For over a year John prayed. He implored God for discernment and direction. “Lord, what am I to do? You have my heart wrapped around this little girl but I don’t know what to do or how to help. I don’t even know her last name or her circumstances. I just can’t see how to help.”
All John knew was her first name and the name of a school she had mentioned in one of their limited conversations. Initially he attempted to connect by e-mail to the various parties that had made up the service teams: the social workers, the Anglican Diocese in Nairobi, the clinic pharmacist, the school. Each time he was unsuccessful and received no response.

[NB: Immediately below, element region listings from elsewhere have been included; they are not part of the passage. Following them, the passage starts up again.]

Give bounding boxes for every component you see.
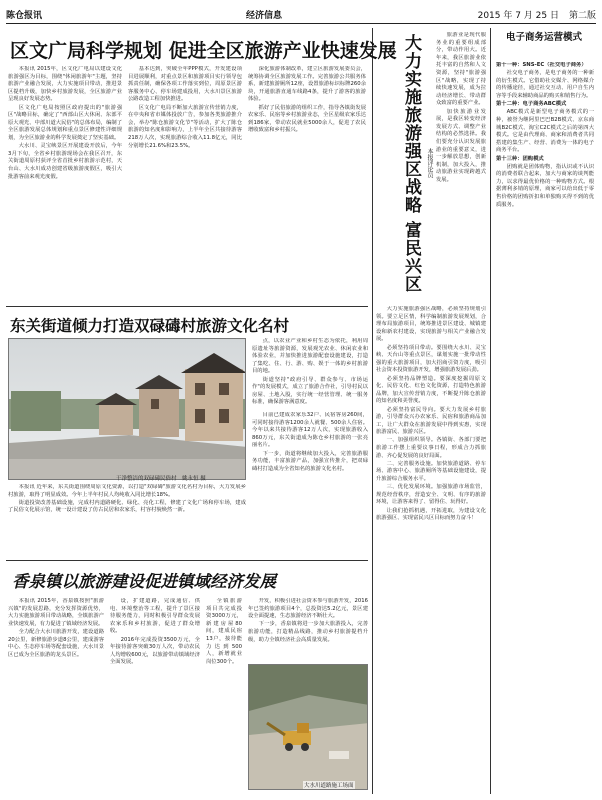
masthead-section: 经济信息 bbox=[246, 11, 283, 21]
commentary-text-top: 旅游业是现代服务业的重要组成部分，带动作用大。近年来，我区旅游业依托丰富的自然和人文资源，坚持"旅游强区"战略，实现了持续快速发展，成为拉动经济增长、带动群众致富的重要产业。 加快旅游业发展，是我区转变经济发展方式、调整产业结构的必然选择。我们要充分认识发展旅游业的重要意义，进一步解放思想，创新机制，加大投入，推动旅游业实现跨越式发展。 bbox=[436, 32, 486, 183]
article2-lower-text: 本报讯 近年来，东关街道围绕周原文化资源，以打造"双碌碡"旅游文化名村为目标，大力发展乡村旅游，取得了明显成效。今年上半年村民人均纯收入同比增长18%。 街道投资改善基础设施，完成村内道路硬化、绿化、亮化工程，修建了文化广场和停车场，建成了民俗文化展示馆，统一设计建设了仿古民居和农家乐，村容村貌焕然一新。 bbox=[8, 484, 246, 514]
article3-column-4: 开发，积极引进社会资本参与旅游开发，2016年已签约旅游项目4个，总投资达5.2亿元，景区建设全面提速，生态旅游经济不断壮大。 下一步，香泉镇将进一步加大旅游投入，完善旅游功能，打造精品线路，推动乡村旅游提档升级，助力全镇经济社会高质量发展。 bbox=[248, 598, 368, 643]
road-construction-image bbox=[249, 665, 368, 790]
column-divider bbox=[372, 28, 373, 794]
article1-column-2: 基本达到，突破全年PPP模式，开发建设项目进展顺利，对重点景区和旅游项目实行领导包抓责任制，确保各项工作落实到位，周原景区游客服务中心、停车场建成投用，大水川景区旅游公路改造工程加快推进。 区文化广电局不断加大旅游宣传营销力度，在中央和省市媒体投放广告，参加各类旅游推介会，举办"陈仓旅游文化节"等活动，扩大了陈仓旅游的知名度和影响力，上半年全区共接待游客218万人次，实现旅游综合收入11.8亿元，同比分别增长21.6%和23.5%。 bbox=[128, 66, 242, 149]
construction-photo-caption: 大水川道路施工场面 bbox=[304, 783, 354, 789]
masthead-page: 第二版 bbox=[568, 11, 596, 21]
article3-headline: 香泉镇以旅游建设促进镇域经济发展 bbox=[12, 572, 276, 591]
article1-column-3: 深化旅游体制改革，建立区旅游发展委员会，统筹协调全区旅游发展工作。完善旅游公共服务体系，新建旅游厕所12座，设置旅游标识标牌260余块，开通旅游直通车线路4条，提升了游客的旅游体验。 抓好了民俗旅游的组织工作，指导各镇街发展农家乐、民宿等乡村旅游业态，全区星级农家乐达到186家，带动农民就业5000余人，促进了农民增收致富和乡村振兴。 bbox=[248, 66, 366, 134]
commentary-byline: 本报评论员 bbox=[426, 148, 433, 178]
article2-headline: 东关街道倾力打造双碌碡村旅游文化名村 bbox=[10, 316, 290, 335]
sidebar-title: 电子商务运营模式 bbox=[505, 32, 582, 43]
article1-column-1: 本报讯 2015年，区文化广电局以建设文化旅游强区为目标，围绕"休闲旅游年"主题，坚持旅游产业融合发展，大力实施项目带动，推进景区提档升级，加快乡村旅游发展，全区旅游产业呈现良好发展态势。 区文化广电局按照区政府提出的"旅游强区"战略目标，确定了"西部山区大休闲、东部平原大观光、中部川道大民俗"的总体布局，编制了全区旅游发展总体规划和重点景区修建性详细规划，为全区旅游业的科学发展奠定了坚实基础。 大水川、灵宝峡景区开展建设开放后，今年3月下旬，全省乡村旅游现场会在我区召开，东关街道周原村获评全省首批乡村旅游示范村，天台山、大水川成功创建省级旅游度假区，吸引大批游客前来观光度假。 bbox=[8, 66, 122, 180]
section-rule bbox=[6, 560, 368, 561]
article3-column-3: 全镇旅游项目共完成投资3000万元，新建房屋80间，建成民宿13户，接待能力达到500人，新增就业岗位300个。 bbox=[206, 598, 242, 665]
masthead-date: 2015 年 7 月 25 日 bbox=[477, 11, 559, 21]
masthead bbox=[6, 6, 596, 24]
section-rule bbox=[6, 306, 368, 307]
village-photo bbox=[8, 338, 246, 480]
commentary-text: 大力实施旅游强区战略，必须坚持规划引领。要立足区情，科学编制旅游发展规划，合理布局旅游项目，统筹推进景区建设、城镇建设和新农村建设，实现旅游与相关产业融合发展。 必须坚持项目带动。要围绕大水川、灵宝峡、天台山等重点景区，谋划实施一批带动性强的重大旅游项目，加大招商引资力度，吸引社会资本投资旅游开发，增强旅游发展后劲。 必须坚持品牌塑造。要深度挖掘周原文化、民俗文化、红色文化资源，打造特色旅游品牌，加大宣传营销力度，不断提升陈仓旅游的知名度和美誉度。 必须坚持富民导向。要大力发展乡村旅游，引导群众兴办农家乐、民宿和旅游商品加工，让广大群众在旅游发展中得到实惠，实现旅游富民、旅游兴区。 一、加强组织领导。各镇街、各部门要把旅游工作摆上重要议事日程，形成合力抓旅游、齐心促发展的良好局面。 二、完善服务设施。加快旅游道路、停车场、游客中心、旅游厕所等基础设施建设，提升旅游综合服务水平。 三、优化发展环境。加强旅游市场监管，规范经营秩序，营造安全、文明、有序的旅游环境，让游客来得了、留得住、玩得好。 让我们抢抓机遇，开拓进取，为建设文化旅游强区、实现富民兴区目标而努力奋斗！ bbox=[376, 306, 486, 522]
article3-column-1: 本报讯 2015年，香泉镇按照"旅游兴镇"的发展思路，充分发挥资源优势，大力实施旅游项目带动战略，全镇旅游产业快速发展，有力促进了镇域经济发展。 全力配合大水川旅游开发，建设道路20公里，新修旅游步道8公里，建成游客中心、生态停车场等配套设施，大水川景区已成为全区旅游的龙头景区。 bbox=[8, 598, 104, 658]
masthead-paper: 陈仓报讯 bbox=[6, 11, 43, 21]
column-divider bbox=[490, 28, 491, 794]
article2-right-text: 目前已建成农家乐32户、民宿客房260间，可同时接待游客1200余人就餐、500余人住宿。今年以来共接待游客12万人次，实现旅游收入860万元，东关街道成为陈仓乡村旅游的一张亮丽名片。 下一步，街道将继续加大投入，完善旅游服务功能，丰富旅游产品，加强宣传推介，把双碌碡村打造成为全省知名的旅游文化名村。 bbox=[252, 412, 368, 472]
article1-headline: 区文广局科学规划 促进全区旅游产业快速发展 bbox=[10, 40, 397, 62]
page-body bbox=[6, 28, 596, 794]
article3-column-2: 设，扩建道路，完成通信、供电、环境整治等工程，提升了景区接待服务能力，同时积极引导群众发展农家乐和乡村旅游，促进了群众增收。 2016年完成投资3500万元，全年接待游客突破30万人次，带动农民人均增收600元，以旅游带动镇域经济全面发展。 bbox=[110, 598, 200, 666]
village-photo-caption: 干净整洁的双碌碡民俗村 姚永恒 摄 bbox=[116, 476, 206, 482]
commentary-title: 大力实施旅游强区战略 富民兴区 bbox=[401, 34, 421, 293]
village-street-image bbox=[9, 339, 246, 480]
construction-photo bbox=[248, 664, 368, 790]
sidebar-text: 第十一种：SNS-EC（社交电子商务） 社交电子商务，是电子商务的一种新的衍生模式。它借助社交媒介、网络媒介的传播途径，通过社交互动、用户自生内容等手段来辅助商品的购买和销售行为。 第十二种：电子商务ABC模式 ABC模式是新型电子商务模式的一种，被誉为继阿里巴巴B2B模式、京东商城B2C模式、淘宝C2C模式之后的第四大模式。它是由代理商、商家和消费者共同搭建的集生产、经营、消费为一体的电子商务平台。 第十三种：团购模式 团购就是团体购物，指认识或不认识的消费者联合起来，加大与商家的谈判能力，以求得最优价格的一种购物方式。根据薄利多销的原理，商家可以给出低于零售价格的团购折扣和单独购买得不到的优质服务。 bbox=[496, 62, 594, 208]
article2-right-top-text: 点，以农业产业和乡村生态为依托，利用周原遗址等旅游资源，发展观光农业、休闲农业和体验农业，并加快推进旅游配套设施建设，打造了集吃、住、行、游、购、娱于一体的乡村旅游目的地。 街道坚持"政府引导、群众参与、市场运作"的发展模式，成立了旅游合作社，引导村民以房屋、土地入股，实行统一经营管理、统一服务标准，确保游客满意度。 bbox=[252, 338, 368, 406]
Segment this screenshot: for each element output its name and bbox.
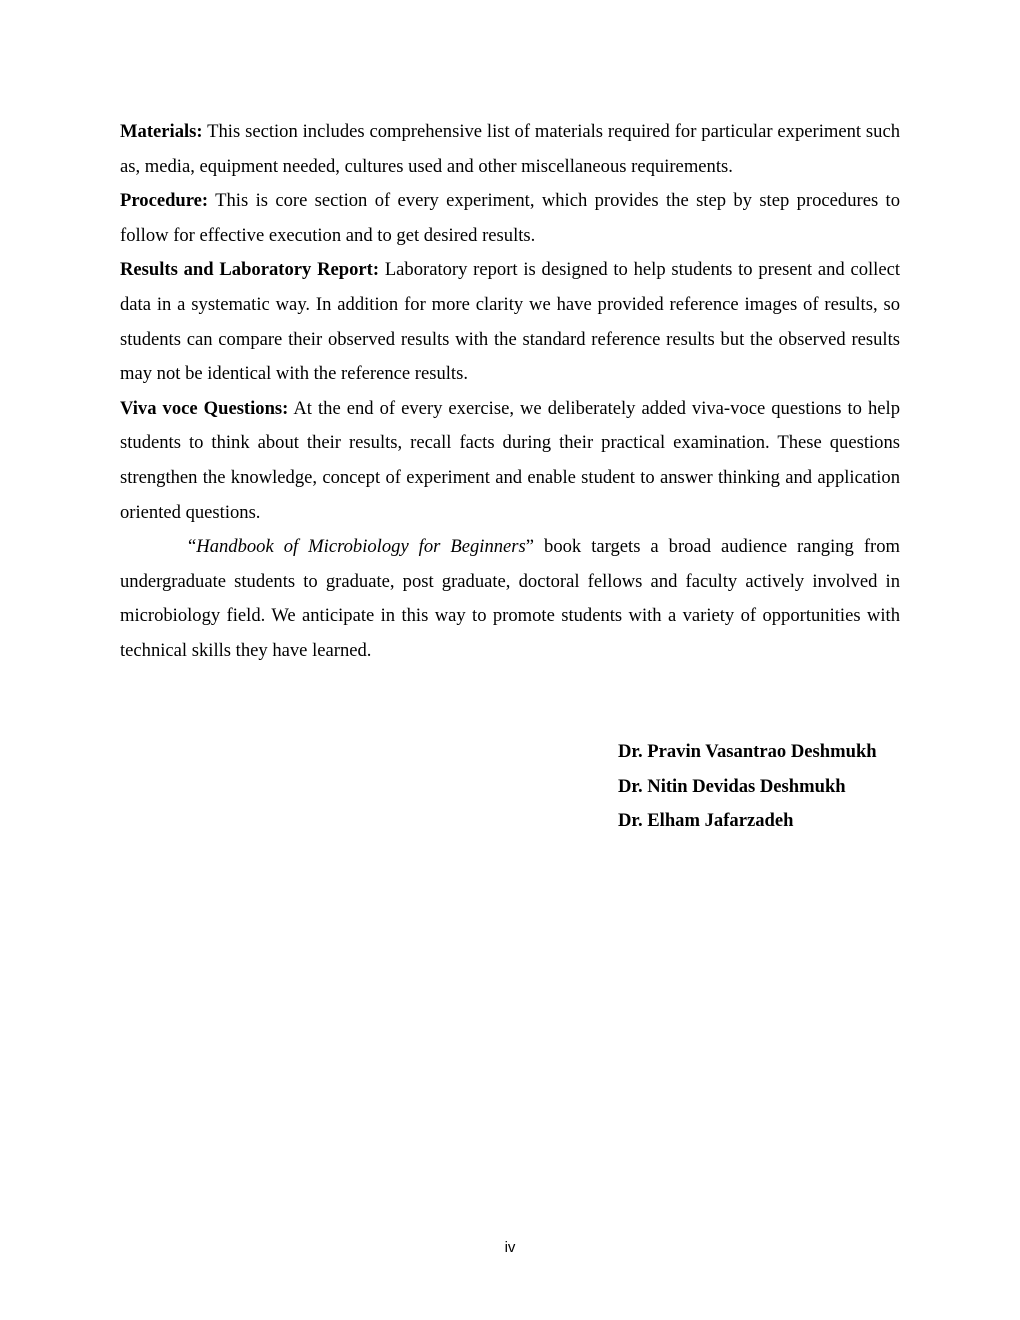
page-content: [120, 115, 900, 669]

One challenge not widely recognized where Aids is epidemic is the resulting social instability and stress on local infrastructure. Where acute infections are prevalent, people become sick and cannot work or must leave jobs to take care of ailing family. Humanitarian agencies working with local staff often lose key people. The staffing shortages and loss of continuity create sizeable gaps in an agency’s ability to communicate both locally and abroad. John’s attempts were likely similarly hindered.
The many frustrations and roadblocks encountered never diminished the call to do something. Unknown to John were the seeds of answered prayer planted years earlier. The most astounding facet of Emmah’s story was the foundation laid even before her birth.